Maple Sugaring in the Community
During winter, Vermont’s roughly 1,600 commercial sugarmakers carefully drill new taps into each maple tree in their sugarbushes. These taps feed a network of tubes leading to the sugarhouse, where sap is boiled down to syrup. At places like Trapp Family Lodge, visitors can observe modern blue sap lines as well as traditional bucket collection methods, sometimes transported by horse and sleigh.
Come spring, the same cycles of freezing nights and warm days kick Vermont’s sugar maples into action to produce gallons of sap.
At the Trapp sugarhouse, you can watch sap flow into wood-fired evaporators and be reduced into thick syrup. Maple sap straight from the tree looks like crystal-clear water and has a 2% sugar content, so it must be concentrated into syrup or maple sugar.
Most commercial operations use reverse osmosis to remove up to 80% of water before boiling, saving time and energy. Sap is then boiled in evaporators and filtered. At 219°F, syrup is ready to be bottled or further reduced into maple sugar.

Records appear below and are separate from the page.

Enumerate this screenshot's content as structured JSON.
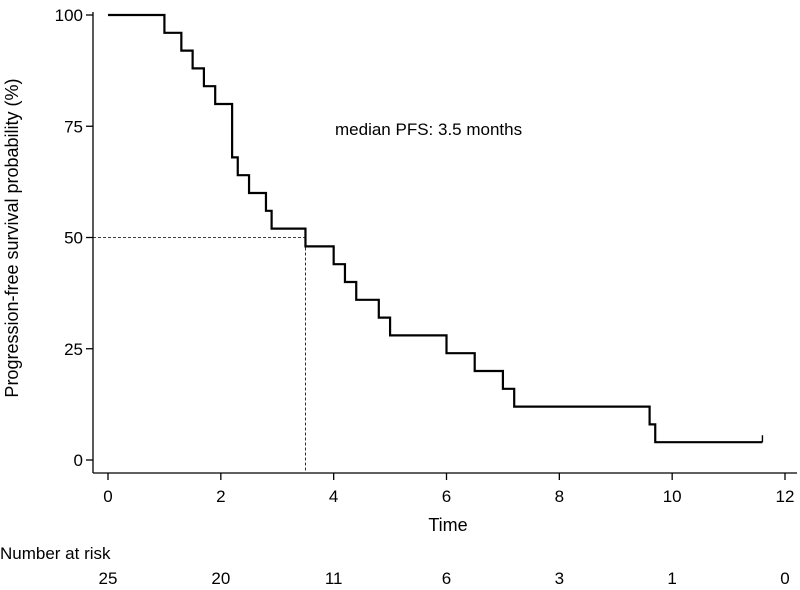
{
  "chart_data": {
    "type": "line",
    "subtype": "kaplan-meier-step",
    "xlabel": "Time",
    "ylabel": "Progression-free survival probability (%)",
    "xlim": [
      0,
      12
    ],
    "ylim": [
      0,
      100
    ],
    "xticks": [
      0,
      2,
      4,
      6,
      8,
      10,
      12
    ],
    "yticks": [
      0,
      25,
      50,
      75,
      100
    ],
    "xtick_labels": [
      "0",
      "2",
      "4",
      "6",
      "8",
      "10",
      "12"
    ],
    "ytick_labels": [
      "0",
      "25",
      "50",
      "75",
      "100"
    ],
    "grid": false,
    "annotation": "median PFS: 3.5 months",
    "median": {
      "x": 3.5,
      "y": 50
    },
    "series": [
      {
        "name": "PFS",
        "steps": [
          [
            0,
            100
          ],
          [
            1.0,
            96
          ],
          [
            1.3,
            92
          ],
          [
            1.5,
            88
          ],
          [
            1.7,
            84
          ],
          [
            1.9,
            80
          ],
          [
            2.2,
            68
          ],
          [
            2.3,
            64
          ],
          [
            2.5,
            60
          ],
          [
            2.8,
            56
          ],
          [
            2.9,
            52
          ],
          [
            3.5,
            48
          ],
          [
            4.0,
            44
          ],
          [
            4.2,
            40
          ],
          [
            4.4,
            36
          ],
          [
            4.8,
            32
          ],
          [
            5.0,
            28
          ],
          [
            6.0,
            24
          ],
          [
            6.5,
            20
          ],
          [
            7.0,
            16
          ],
          [
            7.2,
            12
          ],
          [
            9.6,
            8
          ],
          [
            9.7,
            4
          ]
        ],
        "end_x": 11.6
      }
    ],
    "risk_table": {
      "title": "Number at risk",
      "times": [
        0,
        2,
        4,
        6,
        8,
        10,
        12
      ],
      "counts": [
        "25",
        "20",
        "11",
        "6",
        "3",
        "1",
        "0"
      ]
    }
  }
}
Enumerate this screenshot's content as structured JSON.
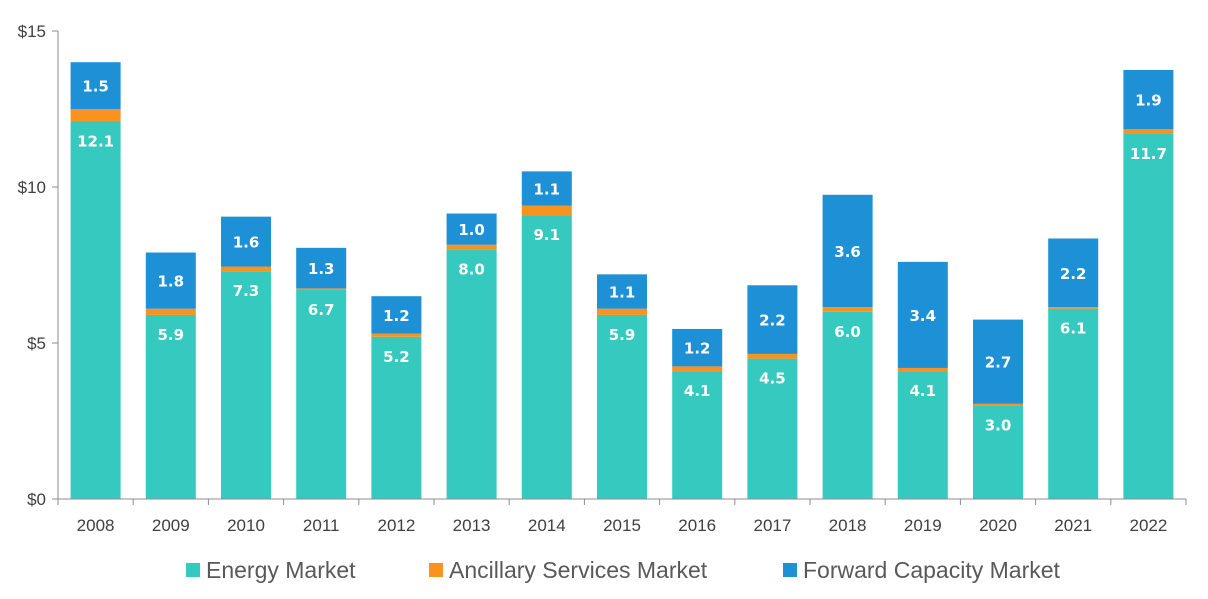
{
  "chart_data": {
    "type": "bar",
    "stacked": true,
    "categories": [
      "2008",
      "2009",
      "2010",
      "2011",
      "2012",
      "2013",
      "2014",
      "2015",
      "2016",
      "2017",
      "2018",
      "2019",
      "2020",
      "2021",
      "2022"
    ],
    "series": [
      {
        "name": "Energy Market",
        "color": "#36c9c0",
        "values": [
          12.1,
          5.9,
          7.3,
          6.7,
          5.2,
          8.0,
          9.1,
          5.9,
          4.1,
          4.5,
          6.0,
          4.1,
          3.0,
          6.1,
          11.7
        ],
        "labels": [
          "12.1",
          "5.9",
          "7.3",
          "6.7",
          "5.2",
          "8.0",
          "9.1",
          "5.9",
          "4.1",
          "4.5",
          "6.0",
          "4.1",
          "3.0",
          "6.1",
          "11.7"
        ]
      },
      {
        "name": "Ancillary Services Market",
        "color": "#f7931e",
        "values": [
          0.4,
          0.2,
          0.15,
          0.05,
          0.1,
          0.15,
          0.3,
          0.2,
          0.15,
          0.15,
          0.15,
          0.1,
          0.05,
          0.05,
          0.15
        ],
        "labels": [
          "",
          "",
          "",
          "",
          "",
          "",
          "",
          "",
          "",
          "",
          "",
          "",
          "",
          "",
          ""
        ]
      },
      {
        "name": "Forward Capacity Market",
        "color": "#1e90d6",
        "values": [
          1.5,
          1.8,
          1.6,
          1.3,
          1.2,
          1.0,
          1.1,
          1.1,
          1.2,
          2.2,
          3.6,
          3.4,
          2.7,
          2.2,
          1.9
        ],
        "labels": [
          "1.5",
          "1.8",
          "1.6",
          "1.3",
          "1.2",
          "1.0",
          "1.1",
          "1.1",
          "1.2",
          "2.2",
          "3.6",
          "3.4",
          "2.7",
          "2.2",
          "1.9"
        ]
      }
    ],
    "y_ticks": [
      0,
      5,
      10,
      15
    ],
    "y_tick_labels": [
      "$0",
      "$5",
      "$10",
      "$15"
    ],
    "ylim": [
      0,
      15
    ],
    "title": "",
    "xlabel": "",
    "ylabel": "",
    "legend_position": "bottom",
    "grid": false
  }
}
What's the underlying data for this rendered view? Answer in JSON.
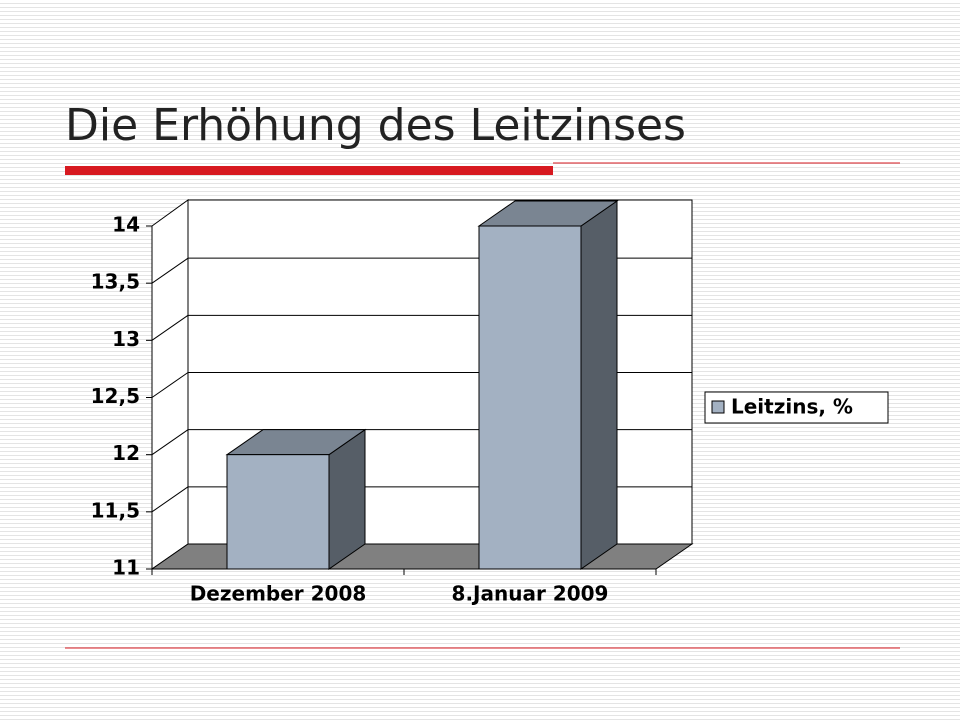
{
  "chart_data": {
    "type": "bar3d",
    "title": "Die Erhöhung des Leitzinses",
    "categories": [
      "Dezember 2008",
      "8.Januar 2009"
    ],
    "series": [
      {
        "name": "Leitzins, %",
        "color": "#a3b1c2",
        "values": [
          12,
          14
        ]
      }
    ],
    "ylim": [
      11,
      14
    ],
    "yticks": [
      11,
      {
        "value": 11.5,
        "label": "11,5"
      },
      12,
      {
        "value": 12.5,
        "label": "12,5"
      },
      13,
      {
        "value": 13.5,
        "label": "13,5"
      },
      14
    ],
    "grid": true,
    "legend": "right"
  }
}
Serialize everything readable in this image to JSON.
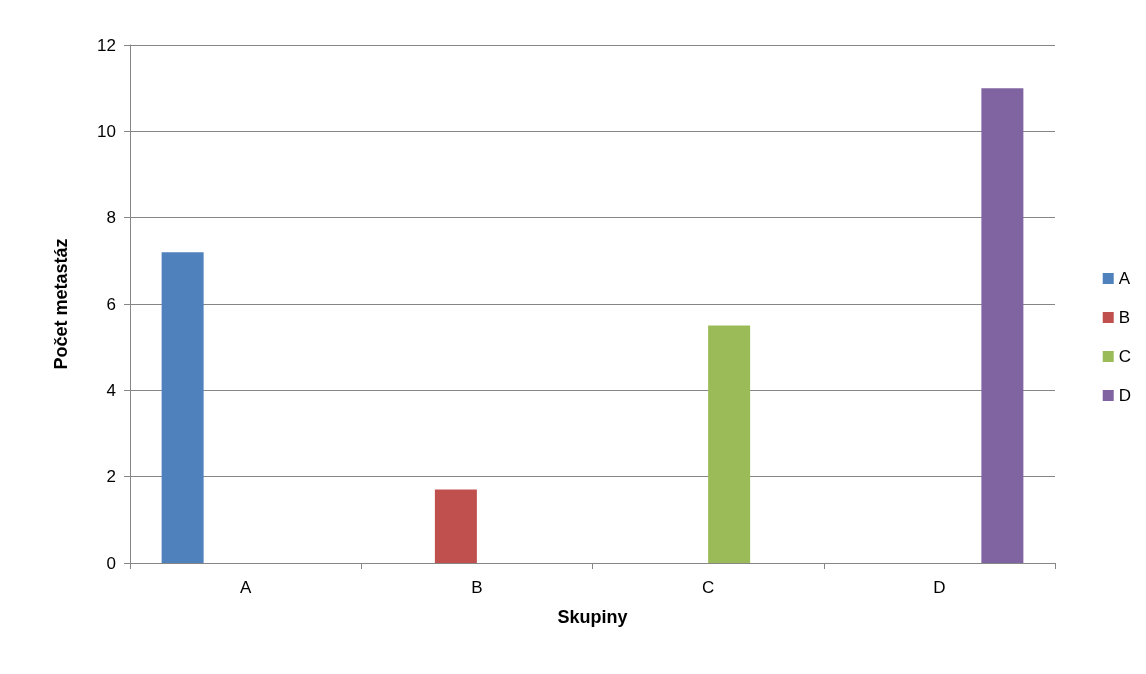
{
  "chart_data": {
    "type": "bar",
    "xlabel": "Skupiny",
    "ylabel": "Počet metastáz",
    "categories": [
      "A",
      "B",
      "C",
      "D"
    ],
    "series": [
      {
        "name": "A",
        "color": "#4f81bd",
        "values": [
          7.2,
          null,
          null,
          null
        ]
      },
      {
        "name": "B",
        "color": "#c0504d",
        "values": [
          null,
          1.7,
          null,
          null
        ]
      },
      {
        "name": "C",
        "color": "#9bbb59",
        "values": [
          null,
          null,
          5.5,
          null
        ]
      },
      {
        "name": "D",
        "color": "#8064a2",
        "values": [
          null,
          null,
          null,
          11
        ]
      }
    ],
    "ylim": [
      0,
      12
    ],
    "yticks": [
      0,
      2,
      4,
      6,
      8,
      10,
      12
    ],
    "grid": "y",
    "legend": "right"
  }
}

It takes about 40 gallons of sap to make one gallon of syrup. Throughout the season, syrup color and flavor shift from light and delicate to dark and robust. Sugarmakers are as attuned to these differences as vintners are to wine.
Despite technology, many sugarmakers still tend their evaporators manually, feeding fires, skimming foam, and inviting friends and family to help, often accompanied by meals and local craft beers. Side treats like cider donuts and sour pickles are commonly enjoyed with “sugar on snow.”
Plan Your Vermont Maple Syrup Tour
Each March, sugarhouses around Vermont open to the public to watch the process, sample sugar on snow, and purchase fresh maple syrup. For dates, check the Vermont Sugar Makers Association.
Around Stowe, several sugarhouses welcome guests year-round:
- von Trapp Family Lodge & Resort: Accessible by snowshoe or skis, with trail pass required.
- Nebraska Knoll Sugarfarm: A rustic, long-time operation; 4WD recommended in spring.
- Stowe Maple Products: Conveniently located on Route 100, open year-round, with shipping available.
Before planning your visit, it’s best to call ahead. Sugaring, like skiing, is weather-dependent.